This research effort focuses on lean-burn combustion in gasoline internal combustion engines. Gasoline is largely known to be characterized by narrow flammability range, which makes the use of ultra-lean mixtures very challenging. In order to fully explore the gasoline lean burn potential, a promising strategy should combine advanced intake geometries, injection strategies, and ignition technologies.
In this paper, a CFD methodology is developed in order to provide proper insight into lean-burn gasoline combustion. A baseline homogenous/lean case is analyzed and numerical results are validated against engine data.
Two critical issues are addressed. First, a relatively large detailed mechanism is validated against the experimental data for extreme operating conditions (low pressure values, lean mixtures). The large cycle-to-cycle variation characterizing lean combustion is shown experimentally. An advanced numerical approach is proposed that delivers oscillation in the CFD results as an effect of the reduced numerical diffusion.
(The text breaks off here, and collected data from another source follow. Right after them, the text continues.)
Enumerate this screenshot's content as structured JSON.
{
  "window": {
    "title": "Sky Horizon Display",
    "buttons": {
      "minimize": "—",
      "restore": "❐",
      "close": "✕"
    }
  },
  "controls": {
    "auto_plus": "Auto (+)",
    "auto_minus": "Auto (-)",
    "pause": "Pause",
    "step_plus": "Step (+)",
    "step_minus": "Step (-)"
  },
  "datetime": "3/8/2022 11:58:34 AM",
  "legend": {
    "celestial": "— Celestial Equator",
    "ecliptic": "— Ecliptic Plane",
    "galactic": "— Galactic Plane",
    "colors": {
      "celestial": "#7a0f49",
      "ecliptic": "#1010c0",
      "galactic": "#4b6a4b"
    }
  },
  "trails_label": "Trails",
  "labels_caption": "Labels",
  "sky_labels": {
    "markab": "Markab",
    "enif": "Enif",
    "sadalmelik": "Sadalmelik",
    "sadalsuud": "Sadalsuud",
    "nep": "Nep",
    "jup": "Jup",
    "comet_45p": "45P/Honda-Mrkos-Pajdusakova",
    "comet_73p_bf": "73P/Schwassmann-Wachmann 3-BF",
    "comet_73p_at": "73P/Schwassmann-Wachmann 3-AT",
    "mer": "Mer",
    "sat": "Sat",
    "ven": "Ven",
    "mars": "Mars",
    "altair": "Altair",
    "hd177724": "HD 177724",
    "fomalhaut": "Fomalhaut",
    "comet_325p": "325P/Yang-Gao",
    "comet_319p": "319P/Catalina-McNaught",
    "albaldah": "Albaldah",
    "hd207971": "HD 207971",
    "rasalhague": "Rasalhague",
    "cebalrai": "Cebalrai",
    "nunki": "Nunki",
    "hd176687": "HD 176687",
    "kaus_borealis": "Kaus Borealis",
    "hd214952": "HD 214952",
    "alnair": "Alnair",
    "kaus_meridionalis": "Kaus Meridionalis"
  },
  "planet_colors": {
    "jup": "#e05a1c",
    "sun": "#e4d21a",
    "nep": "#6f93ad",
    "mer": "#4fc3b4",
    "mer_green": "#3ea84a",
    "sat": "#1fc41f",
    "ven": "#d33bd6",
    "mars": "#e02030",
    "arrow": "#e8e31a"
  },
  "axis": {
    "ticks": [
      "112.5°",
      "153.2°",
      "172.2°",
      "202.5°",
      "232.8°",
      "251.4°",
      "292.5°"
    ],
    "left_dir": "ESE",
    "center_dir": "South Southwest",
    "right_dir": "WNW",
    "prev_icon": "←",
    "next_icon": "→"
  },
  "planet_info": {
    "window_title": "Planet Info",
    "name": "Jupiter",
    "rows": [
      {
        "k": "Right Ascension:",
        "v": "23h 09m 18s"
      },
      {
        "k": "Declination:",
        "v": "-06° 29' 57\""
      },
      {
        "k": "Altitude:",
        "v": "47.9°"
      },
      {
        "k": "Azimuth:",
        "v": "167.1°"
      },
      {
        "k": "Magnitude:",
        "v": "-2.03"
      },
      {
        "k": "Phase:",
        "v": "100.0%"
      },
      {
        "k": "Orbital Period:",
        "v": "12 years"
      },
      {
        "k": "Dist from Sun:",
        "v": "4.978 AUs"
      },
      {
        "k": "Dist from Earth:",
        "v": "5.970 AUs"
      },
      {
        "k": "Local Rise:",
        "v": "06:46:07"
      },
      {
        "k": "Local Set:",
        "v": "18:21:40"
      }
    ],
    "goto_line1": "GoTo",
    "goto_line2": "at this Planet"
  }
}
The results indicate that the CFD methodology presented in this paper has a potential in describing the average behavior of the engine while future work will address cycle-to-cycle variation and combustion stability.
Secondly, the effect of the intake geometry on the in-cylinder flow and flame propagation is shown. Numerical simulations are able to highlight combustion features that are of primary importance for future engine optimization.